Denmark will be getting a new triennial in 2017. Billed as a new international contemporary art exhibition, the triennial will be run by the ARoS Museum, in the arty city of Aarhus.
Taking place for the first time next summer, the triennial will coincide with Aarhus’ turn as European City of Culture and run throughout June and July. Titled “The Garden—End of Times; Beginning of Times” the exhibition will explore the way in which mankind has both depicted and altered nature to bring it in line with its view of the world.
“We’re delighted to be launching the first ARoS Triennial,” director of ARoS Aarhus Art Museum and founding director of the ARoS Triennial, Erlend G. Høyersten, told artnet News in a statement.
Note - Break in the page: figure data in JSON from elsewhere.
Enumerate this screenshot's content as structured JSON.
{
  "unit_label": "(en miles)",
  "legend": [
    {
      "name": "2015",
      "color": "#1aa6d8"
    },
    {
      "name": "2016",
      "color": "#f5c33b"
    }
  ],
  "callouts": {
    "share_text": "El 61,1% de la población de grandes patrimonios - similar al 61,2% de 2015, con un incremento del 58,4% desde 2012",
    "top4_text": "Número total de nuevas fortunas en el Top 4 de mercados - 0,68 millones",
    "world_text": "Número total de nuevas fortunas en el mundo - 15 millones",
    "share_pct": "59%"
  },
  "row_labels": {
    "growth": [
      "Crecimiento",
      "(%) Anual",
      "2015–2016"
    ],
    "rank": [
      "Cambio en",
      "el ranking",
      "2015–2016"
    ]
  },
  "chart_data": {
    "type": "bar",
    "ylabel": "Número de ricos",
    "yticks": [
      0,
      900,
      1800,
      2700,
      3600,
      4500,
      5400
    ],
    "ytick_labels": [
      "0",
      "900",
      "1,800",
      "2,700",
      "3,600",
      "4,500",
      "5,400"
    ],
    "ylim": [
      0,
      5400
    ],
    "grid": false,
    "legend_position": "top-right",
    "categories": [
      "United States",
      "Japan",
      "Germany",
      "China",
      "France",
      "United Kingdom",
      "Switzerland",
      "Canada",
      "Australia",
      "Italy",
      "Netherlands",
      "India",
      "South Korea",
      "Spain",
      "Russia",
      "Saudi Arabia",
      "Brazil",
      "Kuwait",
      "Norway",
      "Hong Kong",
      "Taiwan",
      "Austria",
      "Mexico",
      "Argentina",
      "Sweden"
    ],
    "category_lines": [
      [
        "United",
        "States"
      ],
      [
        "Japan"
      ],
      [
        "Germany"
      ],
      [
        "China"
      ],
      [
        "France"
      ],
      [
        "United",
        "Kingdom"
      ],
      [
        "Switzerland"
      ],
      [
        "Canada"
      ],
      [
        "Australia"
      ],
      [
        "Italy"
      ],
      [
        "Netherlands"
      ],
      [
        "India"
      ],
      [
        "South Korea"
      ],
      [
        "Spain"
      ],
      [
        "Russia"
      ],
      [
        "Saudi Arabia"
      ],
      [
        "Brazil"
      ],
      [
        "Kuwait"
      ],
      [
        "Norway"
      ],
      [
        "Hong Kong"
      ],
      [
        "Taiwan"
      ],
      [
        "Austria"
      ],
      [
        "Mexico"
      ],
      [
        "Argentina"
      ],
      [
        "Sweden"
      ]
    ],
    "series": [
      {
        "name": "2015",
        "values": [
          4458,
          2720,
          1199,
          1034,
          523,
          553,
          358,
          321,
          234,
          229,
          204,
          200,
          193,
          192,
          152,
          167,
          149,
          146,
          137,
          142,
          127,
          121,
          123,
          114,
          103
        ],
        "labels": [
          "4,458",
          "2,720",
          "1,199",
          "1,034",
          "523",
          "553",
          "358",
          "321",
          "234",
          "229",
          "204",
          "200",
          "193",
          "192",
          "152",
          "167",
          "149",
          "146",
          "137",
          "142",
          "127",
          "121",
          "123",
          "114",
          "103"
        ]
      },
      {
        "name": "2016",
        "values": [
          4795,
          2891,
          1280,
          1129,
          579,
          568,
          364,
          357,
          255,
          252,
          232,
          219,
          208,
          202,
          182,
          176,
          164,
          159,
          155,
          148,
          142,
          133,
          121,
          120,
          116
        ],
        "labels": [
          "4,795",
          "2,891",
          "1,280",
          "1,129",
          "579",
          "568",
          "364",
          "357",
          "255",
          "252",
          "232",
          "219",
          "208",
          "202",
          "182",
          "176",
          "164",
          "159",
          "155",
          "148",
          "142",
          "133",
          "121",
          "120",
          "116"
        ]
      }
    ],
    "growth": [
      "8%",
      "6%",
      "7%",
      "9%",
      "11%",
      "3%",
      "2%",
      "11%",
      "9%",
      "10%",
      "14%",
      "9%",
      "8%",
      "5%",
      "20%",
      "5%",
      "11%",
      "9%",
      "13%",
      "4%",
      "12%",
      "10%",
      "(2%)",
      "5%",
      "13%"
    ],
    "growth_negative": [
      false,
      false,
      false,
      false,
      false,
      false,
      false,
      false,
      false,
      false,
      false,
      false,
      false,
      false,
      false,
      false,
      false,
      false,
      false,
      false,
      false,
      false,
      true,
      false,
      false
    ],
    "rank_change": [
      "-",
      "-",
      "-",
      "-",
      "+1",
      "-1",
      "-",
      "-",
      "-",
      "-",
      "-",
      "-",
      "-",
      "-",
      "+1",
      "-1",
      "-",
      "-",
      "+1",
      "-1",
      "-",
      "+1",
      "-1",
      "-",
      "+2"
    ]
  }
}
“This will be the largest exhibition staged by the museum and within the city of Aarhus to date, and will contribute significantly to Aarhus’s already vibrant cultural life,” Høyersten added. ”’The Garden—End of Times; Beginning of Times,’ will explore the relationship between man and nature with works by a variety of internationally recognized artists.”
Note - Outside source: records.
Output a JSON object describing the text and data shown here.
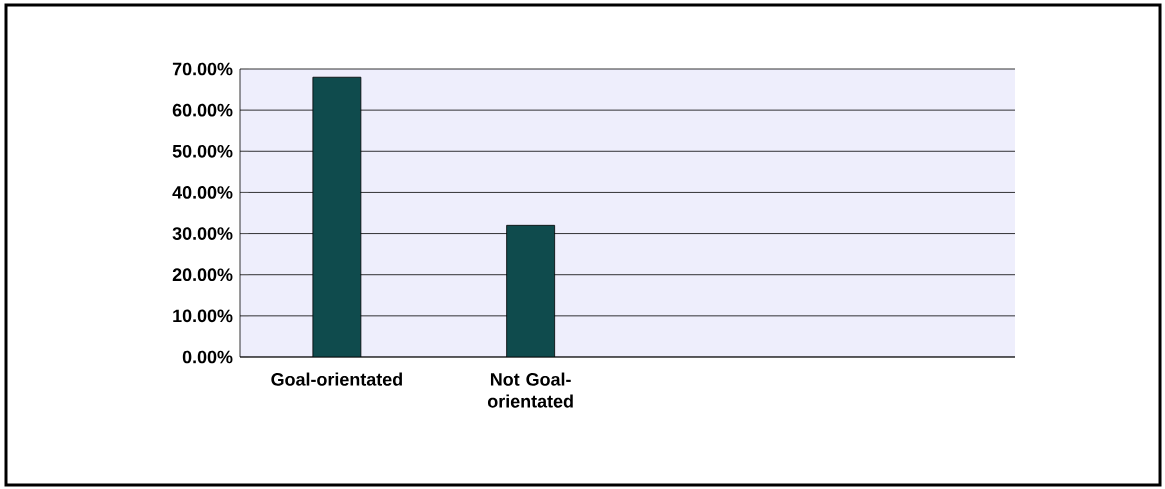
{
  "chart_data": {
    "type": "bar",
    "categories": [
      "Goal-orientated",
      "Not Goal-orientated",
      null,
      null
    ],
    "values": [
      68,
      32,
      null,
      null
    ],
    "color": "#0f4b4d",
    "ylim": [
      0,
      70
    ],
    "yticks": [
      {
        "value": 0,
        "label": "0.00%"
      },
      {
        "value": 10,
        "label": "10.00%"
      },
      {
        "value": 20,
        "label": "20.00%"
      },
      {
        "value": 30,
        "label": "30.00%"
      },
      {
        "value": 40,
        "label": "40.00%"
      },
      {
        "value": 50,
        "label": "50.00%"
      },
      {
        "value": 60,
        "label": "60.00%"
      },
      {
        "value": 70,
        "label": "70.00%"
      }
    ],
    "grid": "y"
  }
}
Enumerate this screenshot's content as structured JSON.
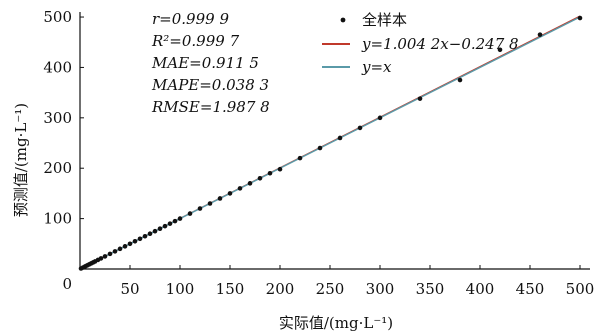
{
  "chart_data": {
    "type": "scatter",
    "xlabel": "实际值/(mg·L⁻¹)",
    "ylabel": "预测值/(mg·L⁻¹)",
    "xlim": [
      0,
      510
    ],
    "ylim": [
      0,
      510
    ],
    "x_ticks": [
      0,
      50,
      100,
      150,
      200,
      250,
      300,
      350,
      400,
      450,
      500
    ],
    "y_ticks": [
      0,
      100,
      200,
      300,
      400,
      500
    ],
    "x_tick_labels": [
      "",
      "50",
      "100",
      "150",
      "200",
      "250",
      "300",
      "350",
      "400",
      "450",
      "500"
    ],
    "y_tick_labels": [
      "0",
      "100",
      "200",
      "300",
      "400",
      "500"
    ],
    "grid": false,
    "legend_position": "top-right",
    "stats": {
      "r": "r=0.999 9",
      "r2": "R²=0.999 7",
      "mae": "MAE=0.911 5",
      "mape": "MAPE=0.038 3",
      "rmse": "RMSE=1.987 8"
    },
    "series": [
      {
        "name": "全样本",
        "kind": "points",
        "color": "#111111",
        "x": [
          1,
          3,
          5,
          7,
          9,
          11,
          13,
          15,
          18,
          21,
          25,
          30,
          35,
          40,
          45,
          50,
          55,
          60,
          65,
          70,
          75,
          80,
          85,
          90,
          95,
          100,
          110,
          120,
          130,
          140,
          150,
          160,
          170,
          180,
          190,
          200,
          220,
          240,
          260,
          280,
          300,
          340,
          380,
          420,
          460,
          500
        ],
        "y": [
          1,
          3,
          5,
          7,
          9,
          11,
          13,
          15,
          18,
          21,
          25,
          30,
          35,
          40,
          45,
          50,
          55,
          60,
          65,
          70,
          75,
          80,
          85,
          90,
          95,
          100,
          110,
          120,
          130,
          140,
          150,
          160,
          170,
          180,
          190,
          198,
          220,
          240,
          260,
          280,
          300,
          338,
          375,
          435,
          465,
          498
        ]
      },
      {
        "name": "y=1.004 2x−0.247 8",
        "kind": "line",
        "color": "#c0392b",
        "slope": 1.0042,
        "intercept": -0.2478
      },
      {
        "name": "y=x",
        "kind": "line",
        "color": "#5a9aa8",
        "slope": 1,
        "intercept": 0
      }
    ]
  }
}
Covering the last 400 years, the triennial will be split into three sections, simply titled: The Past, The Present, and The Future. Exploring the Landscape tradition, The Past will look at nature through the “lens of art and the history of ideas,” highlighting the changing relationship between nature and humans, and will take place at the ARoS Museum over two of their largest exhibition spaces. Works in this section will span painting from 1600s to land art from the 1960s.
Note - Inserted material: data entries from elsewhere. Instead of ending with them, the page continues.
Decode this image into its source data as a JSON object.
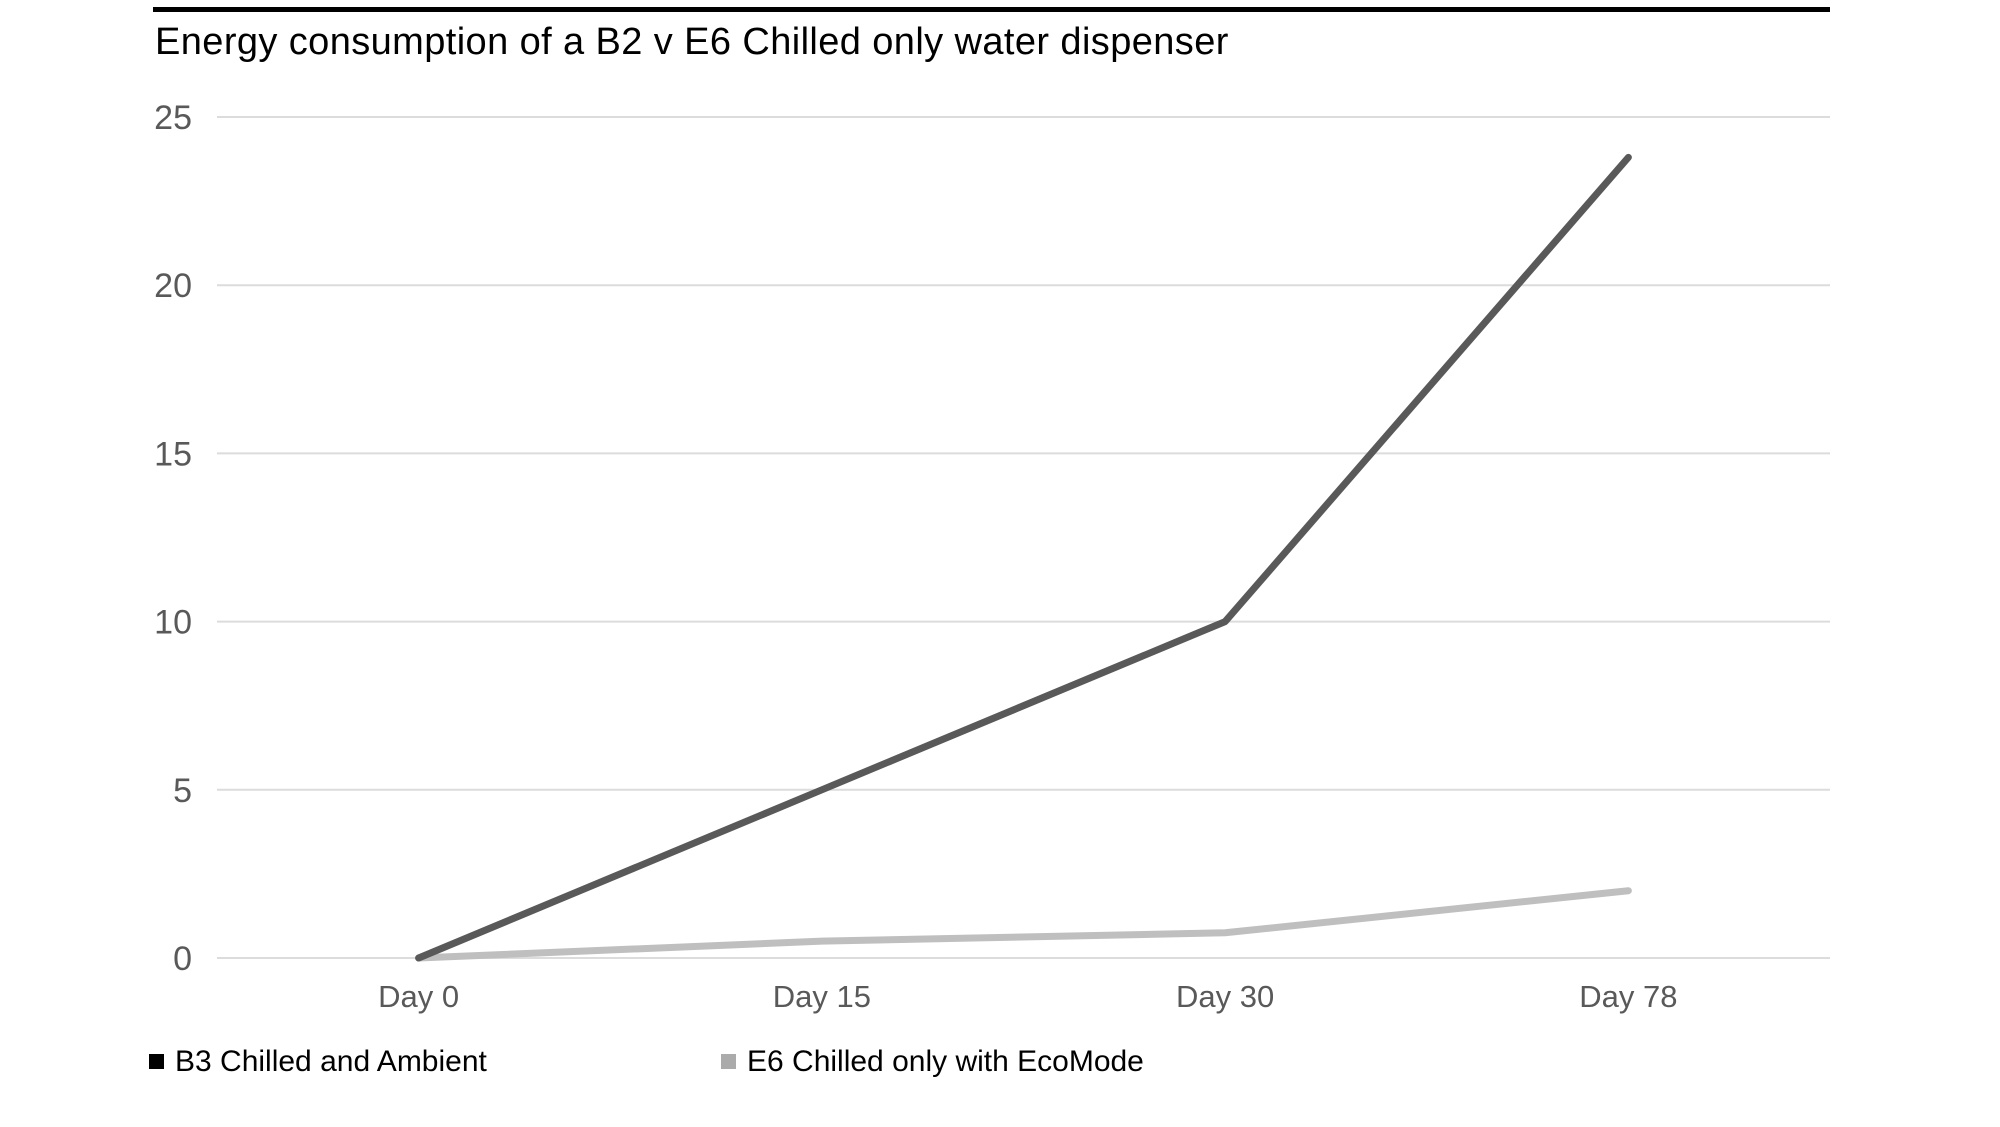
{
  "header": {
    "title": "Energy consumption of a B2 v E6 Chilled only water dispenser"
  },
  "colors": {
    "title_text": "#000000",
    "top_rule": "#000000",
    "gridline": "#dcdcdc",
    "axis_text": "#595959",
    "background": "#ffffff"
  },
  "chart_data": {
    "type": "line",
    "title": "Energy consumption of a B2 v E6 Chilled only water dispenser",
    "categories": [
      "Day 0",
      "Day 15",
      "Day 30",
      "Day 78"
    ],
    "series": [
      {
        "name": "B3 Chilled and Ambient",
        "color": "#595959",
        "values": [
          0,
          5,
          10,
          23.8
        ]
      },
      {
        "name": "E6 Chilled only with EcoMode",
        "color": "#bfbfbf",
        "values": [
          0,
          0.5,
          0.75,
          2
        ]
      }
    ],
    "xlabel": "",
    "ylabel": "",
    "ylim": [
      0,
      25
    ],
    "yticks": [
      0,
      5,
      10,
      15,
      20,
      25
    ],
    "grid": "horizontal",
    "legend_position": "bottom-left"
  },
  "legend": {
    "items": [
      {
        "label": "B3 Chilled and Ambient",
        "swatch_color": "#000000"
      },
      {
        "label": "E6 Chilled only with EcoMode",
        "swatch_color": "#ababab"
      }
    ]
  }
}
The Present, will take place throughout the city and center on investigations concerning nature’s role in contemporary society with a focus on the movement of goods and people. Meanwhile, The Future will take place along four kilometers of coastline, in a series of outdoor installations exploring the beginning of an “anthropogenic age.”
ARoS joins Copenhagen’s U-TURN Quadrennial making it the second Danish national exhibition of this kind.